If there is a way to take something and transform it for sale, an Egyptian will find a way to do it. I have personally seen women dig through the trash bins outside restaurants, collect all the green garnishes and leftover raw vegetables, and sell it for horse fodder to the cowboys offering rides at the pyramids.  There is also a man on a motorized cart (it’s really half motorcycle, half mini-truck) who cruises up and down the side streets yelling into a bullhorn, “Do you have anything you want to get rid of?  I’ll take it off your hands!” There is also a man who collects plastic water bottles, another who collects paper and cardboard, and at any stoplight in Cairo you can buy packages of tissue or kitchen towels.

This spirit is part of a larger element of the Egyptian psyche which includes their ideas about work and preserving the dignity of each person; thus, the 50 EGP tip to the intrepid salesman I dubbed “John Elway.” (Read the “John Elway” blog post here, and read more about tipping here.) 

“Thank you, Canada!”

As always, we enjoyed our recent Nile cruise, including an intrepid salesman who braved the fast currents of the Nile River at Esna (because of the High Dam, the river now has a series of locks and dams at Esna).  The oarsman pulled up parallel with the boat and the hawker began yelling at the side of the ship:  “Hello!  Ola!  Salaam!  Bonjour!” Of course, the sundeck was full of tourists watching the ship go through the lock, so everyone looked over the side and I stuck my head out the window of my stateroom.  From there, he began tossing merchandise up to the various prospective buyers.  This guy should play American professional football – he had the aim and the arm of <insert any famous quarterback here>!

He catches my eye in between haggling with a group of Chinese tourists on the sundeck and a Russian man two floors down and to my left.  “Hey, lady, where you from?”

I lie and say I’m from Canada.  “Ah, Canada Dry!”  I smile and nod.

The first thing I get is a plastic sack containing a truly hideous black and orange beach towel with a print of the pyramids embossed on it.  I don’t want it, but he insists I keep it.  He then tosses up a bag with a lovely printed scarf, and I yell down, “Yes to the scarf.
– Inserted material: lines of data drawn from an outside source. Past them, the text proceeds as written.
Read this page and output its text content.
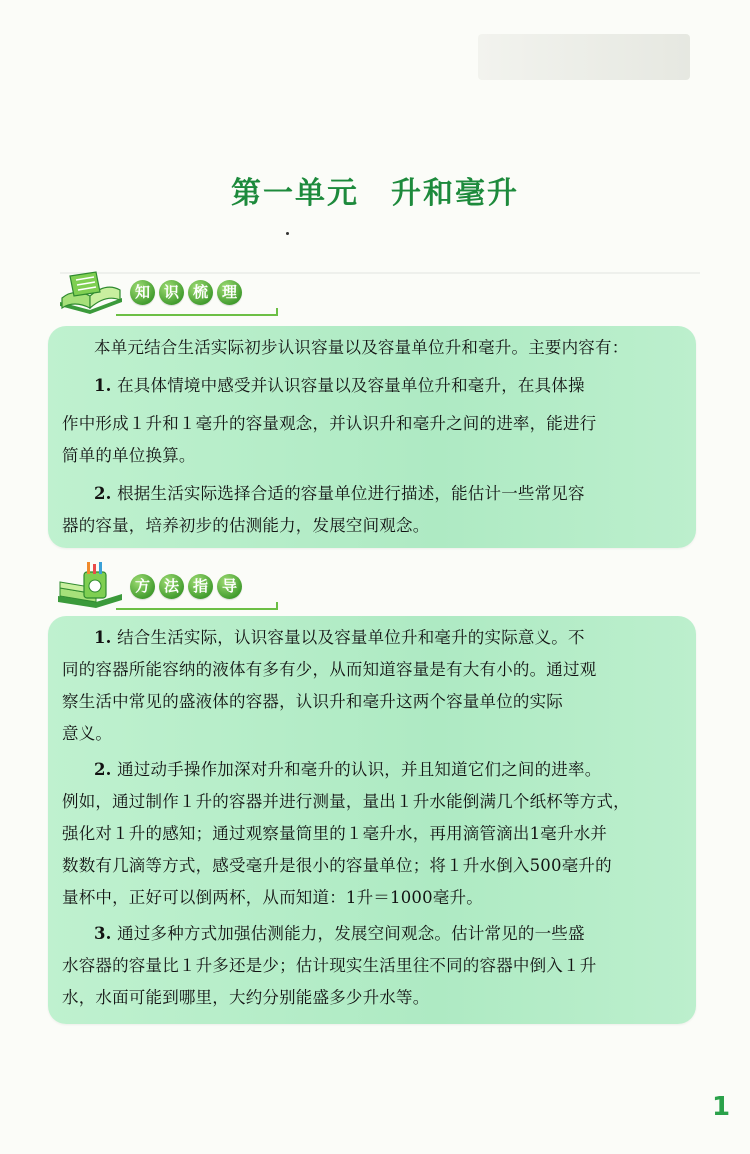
第一单元　升和毫升
知 识 梳 理

本单元结合生活实际初步认识容量以及容量单位升和毫升。主要内容有：

1. 在具体情境中感受并认识容量以及容量单位升和毫升，在具体操

作中形成１升和１毫升的容量观念，并认识升和毫升之间的进率，能进行

简单的单位换算。

2. 根据生活实际选择合适的容量单位进行描述，能估计一些常见容

器的容量，培养初步的估测能力，发展空间观念。

方 法 指 导

1. 结合生活实际，认识容量以及容量单位升和毫升的实际意义。不

同的容器所能容纳的液体有多有少，从而知道容量是有大有小的。通过观

察生活中常见的盛液体的容器，认识升和毫升这两个容量单位的实际

意义。

2. 通过动手操作加深对升和毫升的认识，并且知道它们之间的进率。

例如，通过制作１升的容器并进行测量，量出１升水能倒满几个纸杯等方式，

强化对１升的感知；通过观察量筒里的１毫升水，再用滴管滴出1毫升水并

数数有几滴等方式，感受毫升是很小的容量单位；将１升水倒入500毫升的

量杯中，正好可以倒两杯，从而知道：1升＝1000毫升。

3. 通过多种方式加强估测能力，发展空间观念。估计常见的一些盛

水容器的容量比１升多还是少；估计现实生活里往不同的容器中倒入１升

水，水面可能到哪里，大约分别能盛多少升水等。

1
More!” 

“What color you want?  You want red?  Yellow?  You want blue?  I make good price for you!” 

“Yes, blue – throw some blue scarves!”  Up come some more scarves in assorted colors.  I choose what I want and tie them to the railing so he can see what I’ve kept. 

“Hey, lady… you want tablecloth?”  A tablecloth and 12 napkins came sailing into my room.  (I swear, this guy is an Egyptian John Elway… actually, better than Elway, since this guy is throwing accurately from a standing position on the prow of a moving rowboat tied to the side of a cruise ship sailing down the raging Nile River.)

“No, I already have a tablecloth.” (As I had just bought a similar tablecloth at Philae Temple, I send the package zipping back down to the rowboat.  My aim and my arm are not nearly as good as his, but I somehow manage – probably with divine intervention – to hit the rowboat and not the river.)

So now I have indicated I intend to keep some merchandise, and he’s ready to haggle.  I look surreptitiously at Adel and ask what’s a good price for 4 scarves.  He answers, “200 Egyptian pounds.”  I yell down to the man, “How much for 4 scarves?” as I gesture to the scarves I have tied to my balcony railing. 

“900 pounds!  I make good price for you!”

“900 pounds?  No!  200 pounds!”  “John Elway” affects a look of sheer horror.  He is scandalized that I would sully the reputation of his merchandise by offering this pittance, when his scarves are clearly worth four times this amount.  But he’s no fool… he’s got me on a hook, and he’s willing to deal.

“OK, 500 pounds!  You believe me… This is good price!”

I look over at Adel.  He shakes his head.  “Too much.”

I yell down again.  “200 pounds.  No more!”

Now “John Elway” is beating his chest and looking like he will have a heart attack.  “I make lower price.  Now you must make higher price!  I say ‘500’ and you say again ‘200’.  You believe me.  I make you a good price.  400 pounds!”

(Remember… all this is happening in passable English and he is simultaneously dealing with other buyers in at least two other languages.  I swear, I think he’s even conversant in Chinese.)

“200!”  (I am wavering under the constant pressure of haggling but when I look over, Adel is still shaking his head.)

“OK, 250!”  I look at Adel.  He’s nodding.  250 Egyptian pounds is apparently an acceptable price for 4 scarves, and he whispers, “Put 50 more.  This will make him happy.  We want him to be happy.”

So I put 300 Egyptian pounds into the cellophane bag with the hideous beach towel and drop it out the window, where “John Elway” neatly catches it one-handed.  He swiftly counts the money, finds the extra 50 pounds (remember, in 2017, 50 EGP = $3.50), smiles a beatific smile, and bows to me. We have successfully haggled, I am happy, and he is happy.  He is most grateful for the “tip” which wouldn’t even buy a small Starbucks back home.  His shouts out his parting words to me as our ship heads through the lock and his oarsman is forced to release the lines holding it to the rowboat:  “Thank you, Canada!”